Highlights & Insights¶
- Systematic noise distribution analysis is the core contribution: This work is the first to reveal the sources and distributional patterns of under-estimation and over-estimation noise in MC annotations from a self-confidence perspective.
- The self-denoising strategy is highly efficient—it requires no external strong model and relies solely on the completer's own self-confidence.
- Confidence-wise reweighting elegantly addresses the consistency problem in multi-model mixed annotation.
- Only 101K samples + a 1.5B model suffices to match human annotation quality, validating the feasibility of the "small model + good strategy" paradigm.
Limitations & Future Work¶
- The tolerance distance \(d\) requires manual selection; adaptive determination warrants further exploration.
- The self-confidence metric depends on sufficient sampling (16 rollouts); estimates are unreliable with insufficient sampling.
- Validation is currently limited to mathematical reasoning; the noise distribution may differ for code reasoning or general reasoning tasks.
- Directly bypassing MC annotation for positive samples may occasionally miss a small number of latent errors.
Related Work & Insights¶
- Math-Shepherd pioneered MC methods for PRM data synthesis but did not investigate noise issues in depth.
- PRM800K serves as the benchmark for human annotation; this paper demonstrates that synthetic data can rival it under the right strategy.

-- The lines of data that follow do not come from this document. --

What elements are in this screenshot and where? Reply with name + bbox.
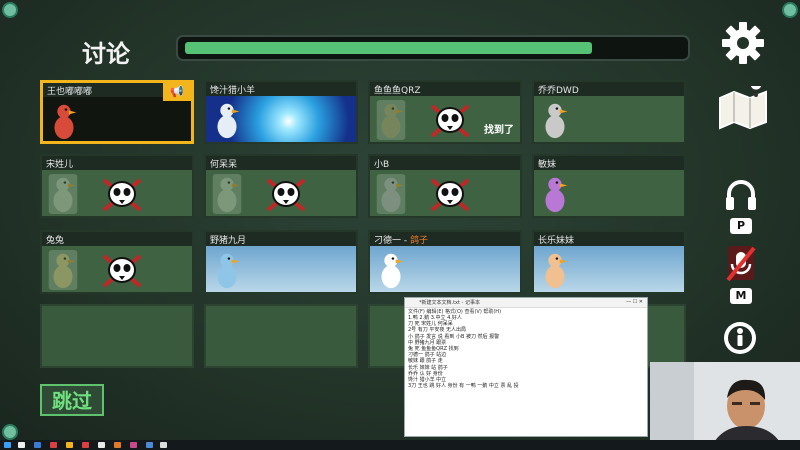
notepad-menu[interactable]: 文件(F) 编辑(E) 格式(O) 查看(V) 帮助(H)	[405, 308, 647, 315]
taskbar-app-icon[interactable]	[114, 442, 121, 448]
os-taskbar	[0, 440, 800, 450]
player-card[interactable]: 长乐妹妹	[532, 230, 686, 294]
player-avatar	[376, 100, 406, 140]
player-card[interactable]: 馋汁猎小羊	[204, 80, 358, 144]
taskbar-app-icon[interactable]	[18, 442, 25, 448]
map-icon[interactable]	[716, 86, 770, 130]
taskbar-app-icon[interactable]	[130, 442, 137, 448]
webcam-person	[650, 362, 800, 450]
taskbar-app-icon[interactable]	[146, 442, 153, 448]
player-name: 长乐妹妹	[538, 236, 575, 246]
player-avatar	[54, 104, 77, 140]
player-name: 兔兔	[46, 236, 65, 246]
empty-slot	[40, 304, 194, 368]
card-header: 乔乔DWD	[534, 82, 684, 96]
discussion-timer-bar	[176, 35, 690, 61]
role-icon[interactable]	[722, 320, 758, 356]
found-body-label: 找到了	[484, 125, 514, 136]
taskbar-app-icon[interactable]	[160, 442, 167, 448]
dead-marker-icon	[430, 178, 470, 212]
notepad-window: *新建文本文档.txt - 记事本 — ☐ ✕ 文件(F) 编辑(E) 格式(O…	[404, 297, 648, 437]
card-header: 敏妹	[534, 156, 684, 170]
player-name-tag: 鸽子	[409, 236, 428, 246]
timer-fill	[185, 42, 592, 54]
dead-marker-icon	[102, 178, 142, 212]
game-screen: 讨论 王也嘟嘟嘟 📢 馋汁猎小羊 鱼鱼鱼QRZ 找到了 乔乔DWD 宋姓儿 何呆呆 小B 敏妹兔兔…	[0, 0, 800, 450]
mic-muted-icon[interactable]	[724, 244, 758, 284]
player-name: 何呆呆	[210, 160, 238, 170]
card-header: 鱼鱼鱼QRZ	[370, 82, 520, 96]
card-header: 兔兔	[42, 232, 192, 246]
player-name: 刁德一 - 鸽子	[374, 236, 428, 246]
taskbar-app-icon[interactable]	[34, 442, 41, 448]
corner-bolt	[782, 2, 798, 18]
player-avatar	[545, 103, 568, 139]
player-card[interactable]: 敏妹	[532, 154, 686, 218]
taskbar-app-icon[interactable]	[98, 442, 105, 448]
player-avatar	[212, 174, 242, 214]
webcam-overlay	[650, 362, 800, 450]
player-name: 敏妹	[538, 160, 557, 170]
card-header: 小B	[370, 156, 520, 170]
player-avatar	[48, 250, 78, 290]
taskbar-app-icon[interactable]	[82, 442, 89, 448]
player-card[interactable]: 宋姓儿	[40, 154, 194, 218]
taskbar-app-icon[interactable]	[66, 442, 73, 448]
player-name: 野猪九月	[210, 236, 247, 246]
notepad-titlebar: *新建文本文档.txt - 记事本 — ☐ ✕	[405, 298, 647, 308]
dead-marker-icon	[266, 178, 306, 212]
player-card[interactable]: 兔兔	[40, 230, 194, 294]
card-header: 馋汁猎小羊	[206, 82, 356, 96]
player-card[interactable]: 王也嘟嘟嘟 📢	[40, 80, 194, 144]
player-name: 馋汁猎小羊	[210, 86, 256, 96]
player-name: 宋姓儿	[46, 160, 74, 170]
corner-bolt	[2, 2, 18, 18]
card-header: 刁德一 - 鸽子	[370, 232, 520, 246]
player-name: 鱼鱼鱼QRZ	[374, 86, 421, 96]
player-avatar	[376, 174, 406, 214]
window-controls[interactable]: — ☐ ✕	[626, 299, 643, 305]
card-header: 宋姓儿	[42, 156, 192, 170]
player-card[interactable]: 何呆呆	[204, 154, 358, 218]
start-icon[interactable]	[4, 442, 11, 448]
taskbar-app-icon[interactable]	[50, 442, 57, 448]
player-name: 小B	[374, 160, 390, 170]
empty-slot	[204, 304, 358, 368]
player-card[interactable]: 刁德一 - 鸽子	[368, 230, 522, 294]
headphones-key: P	[730, 218, 752, 234]
skip-vote-button[interactable]: 跳过	[40, 384, 104, 416]
notepad-line: 3刀 王也 跳 好人 身份 有 一鸭 一鹅 中立 票 乱 投	[408, 383, 519, 390]
player-name: 乔乔DWD	[538, 86, 579, 96]
player-card[interactable]: 小B	[368, 154, 522, 218]
player-card[interactable]: 鱼鱼鱼QRZ 找到了	[368, 80, 522, 144]
card-header: 长乐妹妹	[534, 232, 684, 246]
player-avatar	[545, 253, 568, 289]
player-avatar	[381, 253, 404, 289]
corner-bolt	[2, 424, 18, 440]
notepad-text[interactable]: 1.鸭 2.鹅 3.中立 4.好人刀 死 宋姓儿 何呆呆 2号 有刀 平安夜 无人…	[405, 315, 647, 389]
player-avatar	[48, 174, 78, 214]
dead-marker-icon	[102, 254, 142, 288]
mic-key: M	[730, 288, 752, 304]
megaphone-icon: 📢	[163, 83, 191, 101]
phase-title: 讨论	[82, 40, 130, 68]
player-card[interactable]: 乔乔DWD	[532, 80, 686, 144]
player-avatar	[217, 253, 240, 289]
timer-marker	[606, 40, 609, 56]
player-name: 王也嘟嘟嘟	[47, 87, 93, 97]
card-header: 何呆呆	[206, 156, 356, 170]
player-avatar	[545, 177, 568, 213]
card-header: 野猪九月	[206, 232, 356, 246]
notepad-title: *新建文本文档.txt - 记事本	[419, 300, 480, 306]
gear-icon[interactable]	[720, 20, 766, 66]
player-avatar	[217, 103, 240, 139]
headphones-icon[interactable]	[724, 178, 758, 212]
dead-marker-icon	[430, 104, 470, 138]
player-card[interactable]: 野猪九月	[204, 230, 358, 294]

- Additional techniques from the noisy label learning literature (e.g., MixUp, label smoothing) may offer further complementary benefits.
- The proposed framework has reference value for other scenarios requiring process supervision, such as code generation and multi-step reasoning.
Rating¶
- Novelty: ⭐⭐⭐⭐ — Approaching PRM data synthesis from a noise distribution perspective is a novel angle.
- Experimental Thoroughness: ⭐⭐⭐⭐⭐ — Dual evaluation via BoN and ProcessBench, comprehensive ablations, and multi-model extensions.
- Writing Quality: ⭐⭐⭐⭐⭐ — The logical chain from preliminary analysis → motivation → method → experiments is exceptionally coherent.
- Value: ⭐⭐⭐⭐⭐ — A low-cost PRM training solution with direct practical value for reasoning enhancement.